Ospitiamo gli articoli dei giovani critici di Parole e voci dal festival, che analizzano il cinema del passato dal proprio punto di vista
Le chagrin e le remors sono i protagonisti indiscussi del film di Yves Allégret, Une si jolie petite plage, conosciuto infatti con il nome italiano La via del rimorso. È di rimorso infatti, e di dolore (chagrin) che si parla in questo lungometraggio in bianco e nero del 1949, uscito in Francia soprattutto per interrompere il cosiddetto cinema di papà, già ampiamente criticato all’epoca, che sarà totalmente abbandonato con la successiva nascita della Nouvelle Vague. Non più film commerciali e volti al pubblico consenso ma lungometraggi difficili e controversi, differenti da regista a regista.
Une si jolie petite plage è un preludio di questa nuova forma cinematografica, e porta ancora con se il dolore e i devastanti effetti della guerra, ancora troppo vicina per provare a dimenticarne i mali. Si tratta di un noir sotto vari punti di vista: oltre ad essere un film di genere è soprattutto un dramma psicologico, accentuato da un’atmosfera cupa e estremamente dark anche nel senso letterale del termine: la fotografia infatti si focalizza maggiormente sul nero che sul bianco, evidenzia quindi le zone d’ombra e le tetre sfumature nero grigiastre che, insieme alla pioggia, sono una certezza nel film.
La storia è una climax di drammaticità e tristezza: all’inizio, i personaggi non si presentano a noi spettatori, lasciandoci liberi di immaginare la loro vita e il loro passato. Queste persone, apparentemente sconosciute, sembrano essersi riunite per caso in una fredda e buia locanda di un paesino a nord della Francia, dove regna la pioggia. Pur essendo a ridosso sul mare, infatti, questo paesino e questa locanda nulla presentano di quella tipica allegria che solitamente caratterizza i luoghi di villeggiatura, ma affondano invece in un fiume incessante di maltempo e desolazione, influenzato forse dalla stessa depressione dei personaggi. Il protagonista, il giovane Pierre, è il depresso per antonomasia, parla a malapena, sta chiuso nella sua camera o si avventura nel paesino per lunghe camminate solitarie. La cameriera Marthe, sfruttata dalla locandiera, una vecchia donna avara , è l’unica ad entrare minimamente in confidenza con Pierre, che sembra avere uno scheletro nell’armadio difficile da dimenticare. Il protagonista mostra interesse soltanto per un povero ragazzo orfano al servizio della locanda, che tutti i giorni deve, fra le tante altre mansioni, portare l’ acqua per i clienti. Altri ospiti sono un curioso parigino – come Pierre- anche lui silenzioso e solitario e un vecchio paralitico che sembra nutrire una certa antipatia verso il protagonista, inesprimibile però a parole a causa della sua infermità.

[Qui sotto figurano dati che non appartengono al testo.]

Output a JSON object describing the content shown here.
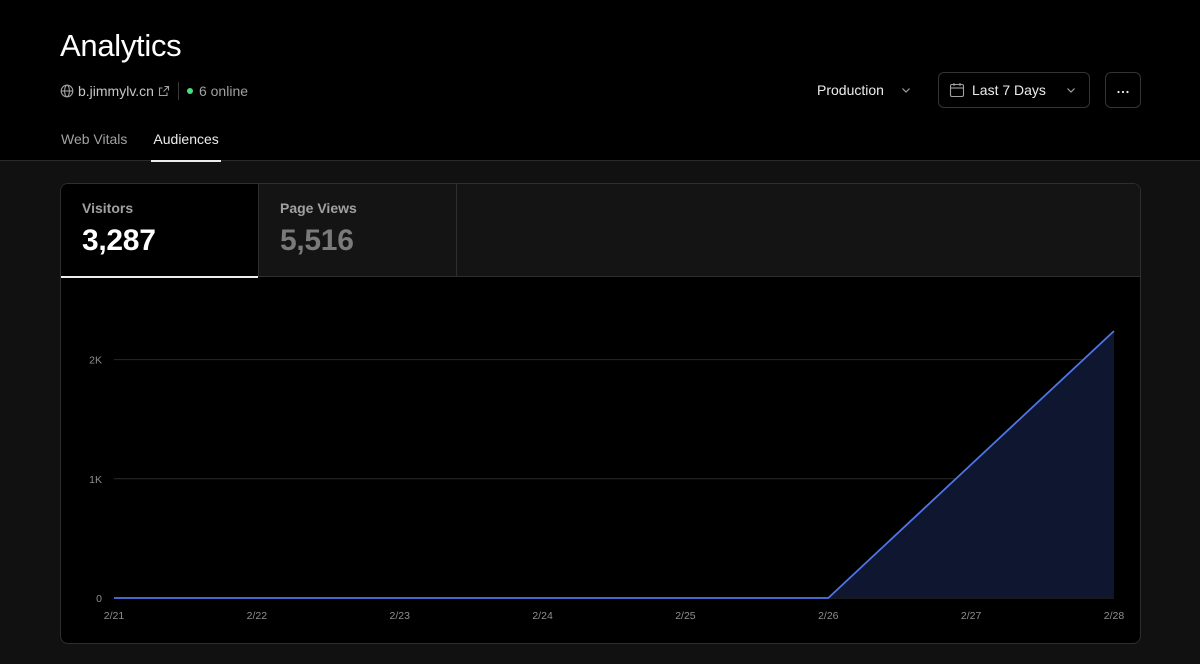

Man mano che la pellicola avanza cresce l’urgenza di sapere cosa è successo a queste persone e con essa aumenta anche l’angoscia, favorita da un fatto che sembra essere avulso dalla realtà della locanda ma con cui in realtà ha strette connessioni: una donna, una famosa cantante, di cui si ascoltano sempre le canzoni, è stata uccisa dal fidanzato, ricercato in tutto il paese. Come potranno tutti questi elementi combaciare? Allégret alla fine ci offre un plausibile quadro della vicenda drammatica che è da un po’ ormai che stiamo guardando, unendo i vari dettagli con rara maestria.